The Giants have a three-game Oracle Park set with the Dodgers beginning Tuesday before heading to Arizona for three that will conclude their pre-trade deadline schedule. The Dodgers are again the NL West powerhouse, the Diamondbacks a team the Giants just casually swept at home. A three-game losing streak or what would be a nine-game winning streak can swing a team’s direction in any season — but especially in an abbreviated 60-game campaign.

“Sometimes it seems like one game or a three-game series takes on an added element of importance. I wouldn’t say that all games are equal, I’ve never believed that,” Gabe Kapler said Sunday, asked about the series with the Dodgers. “But I will say that our job is to stay especially focused on the step right in front of us.”

Which is true, but the Giants also know what the standings look like. They know a team that raced through July last year, going 19-6, persuaded the front office into retaining Bumgarner and Will Smith, even if Zaidi offloaded lesser bullpen pieces. Teams that are headed for the playoffs rarely subtract — although it’s worth considering last year’s Drew Pomeranz deal that landed Mauricio Dubon.

Gausman is a righty version of Pomeranz, electric stuff that plays remarkably out of the bullpen but trying to establish himself as a starter. Just like Pomeranz, Gausman is on a one-year deal that will be appealing to just about any team across the league. The Giants have a rotation led by Johnny Cueto, who is due $21 million next year and thus would be harder to move, along with Logan Webb, Tyler Anderson and Trevor Cahill, another wild-card trade chip. All are pitching well, while Drew Smyly may have been most impressive before getting hurt and Jeff Samardzija is rehabbing his way back.

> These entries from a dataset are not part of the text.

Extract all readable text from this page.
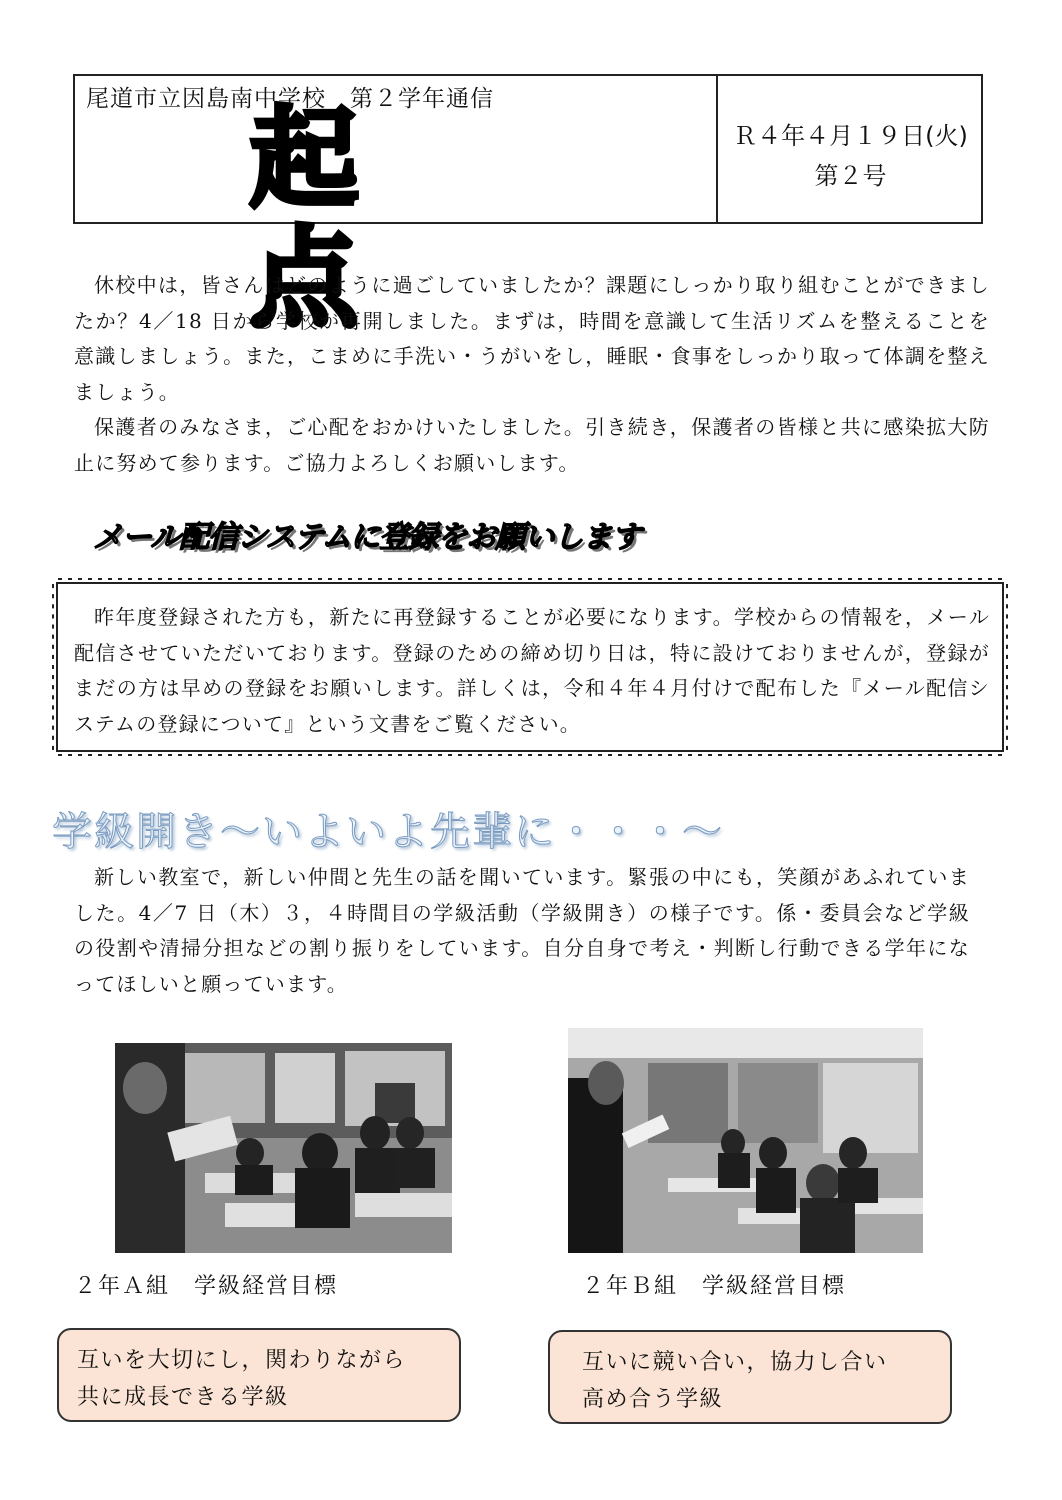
尾道市立因島南中学校　第２学年通信
起点
Ｒ４年４月１９日(火)
第２号

休校中は，皆さんはどのように過ごしていましたか？課題にしっかり取り組むことができましたか？4／18 日から学校が再開しました。まずは，時間を意識して生活リズムを整えることを意識しましょう。また，こまめに手洗い・うがいをし，睡眠・食事をしっかり取って体調を整えましょう。

保護者のみなさま，ご心配をおかけいたしました。引き続き，保護者の皆様と共に感染拡大防止に努めて参ります。ご協力よろしくお願いします。

メール配信システムに登録をお願いします

昨年度登録された方も，新たに再登録することが必要になります。学校からの情報を，メール配信させていただいております。登録のための締め切り日は，特に設けておりませんが，登録がまだの方は早めの登録をお願いします。詳しくは，令和４年４月付けで配布した『メール配信システムの登録について』という文書をご覧ください。

学級開き～いよいよ先輩に・・・～

新しい教室で，新しい仲間と先生の話を聞いています。緊張の中にも，笑顔があふれていました。4／7 日（木）３，４時間目の学級活動（学級開き）の様子です。係・委員会など学級の役割や清掃分担などの割り振りをしています。自分自身で考え・判断し行動できる学年になってほしいと願っています。

２年Ａ組　学級経営目標	２年Ｂ組　学級経営目標
互いを大切にし，関わりながら
共に成長できる学級
互いに競い合い，協力し合い
高め合う学級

The Giants have depth. It is feasible Zaidi and Scott Harris could turn Gausman into a younger piece who’s ready to help while still keeping an able rotation intact and sending a message that they’re contending.

It is also feasible that there are enough hazards to making trades during a pandemic, in which teams’ bubbles do not want to burst with COVID, that this deadline will be much quieter than a normal season’s.

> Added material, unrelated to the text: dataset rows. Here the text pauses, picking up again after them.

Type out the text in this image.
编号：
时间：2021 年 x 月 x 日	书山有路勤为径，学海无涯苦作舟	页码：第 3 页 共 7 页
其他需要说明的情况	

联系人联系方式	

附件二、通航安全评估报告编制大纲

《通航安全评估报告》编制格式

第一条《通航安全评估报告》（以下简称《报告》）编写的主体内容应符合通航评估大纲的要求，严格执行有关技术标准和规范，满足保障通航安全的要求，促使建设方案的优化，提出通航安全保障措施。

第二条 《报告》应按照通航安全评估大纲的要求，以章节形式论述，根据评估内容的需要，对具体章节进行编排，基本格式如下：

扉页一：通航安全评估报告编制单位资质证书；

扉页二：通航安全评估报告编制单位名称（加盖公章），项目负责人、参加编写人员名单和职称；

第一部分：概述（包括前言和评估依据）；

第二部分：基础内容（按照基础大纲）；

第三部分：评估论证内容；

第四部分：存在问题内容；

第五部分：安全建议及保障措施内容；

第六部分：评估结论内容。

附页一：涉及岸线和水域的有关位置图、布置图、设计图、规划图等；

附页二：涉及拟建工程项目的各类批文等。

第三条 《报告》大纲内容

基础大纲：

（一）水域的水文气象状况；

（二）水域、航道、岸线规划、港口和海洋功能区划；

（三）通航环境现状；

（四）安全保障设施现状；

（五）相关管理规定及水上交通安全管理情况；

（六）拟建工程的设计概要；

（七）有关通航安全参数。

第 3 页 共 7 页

“Everybody’s sensitive to the challenges of any player movement right now,” Zaidi said over Zoom on Thursday. “But I think front offices are going through their usual due diligence and then probably going to layer on the complexity and difficulty of the times we’re in right now later on.

“But the kind of table setting for the trade deadline, the conversations are happening like they would have in any year. It’s just hard to answer the question of whether that materializes into the same number of trades we’re used to seeing.”

In recent memory at least, we’re used to seeing the Giants become sellers. Could furthering this run turn one of their own prospects into a helpful bullpen piece?

It is not every season they have a chance at a postseason run, but the Giants are uniquely knowledgeable about the damage any team can do when it qualifies for the postseason. It is not every season the Giants have an MVP candidate, and that is exactly what Mike Yastrzemski has been through the first half. The contributions are coming from everywhere — they’re averaging seven runs a game during the current win streak without the help of Donovan Solano, who’s 6 for his last 32 (.188). Sure, there are some fires that will grow colder (Wilmer Flores), but there is plenty of reason to think the lineup has become legitimately one of the better ones in baseball.

Perhaps Yastrzemski does not continue his MVP pace and takes a step back, baseball’s WAR leader (2.2) reverting to merely being a very good player. But perhaps the bullpen continues righting itself and Gott more resembles the reliever he was last year, the former Giants closer last in WAR (negative-1.2) through the first half.

There are plenty of reasons for the Giants to bank on further progress from a group that is on the upswing. There are not quite as many reasons to believe this run is a mirage in an unseasonably warm San Francisco summer.

Which puts Trader Farhan in a vastly different spot than he was a week ago.

“I believe in this club,” Kapler said Sunday. “I believe in the resilient nature of this club. I believe in the offensive strides we’ve made, obviously the starting pitching has been one of the strengths of this club. I just believe in our capability from every angle right now.”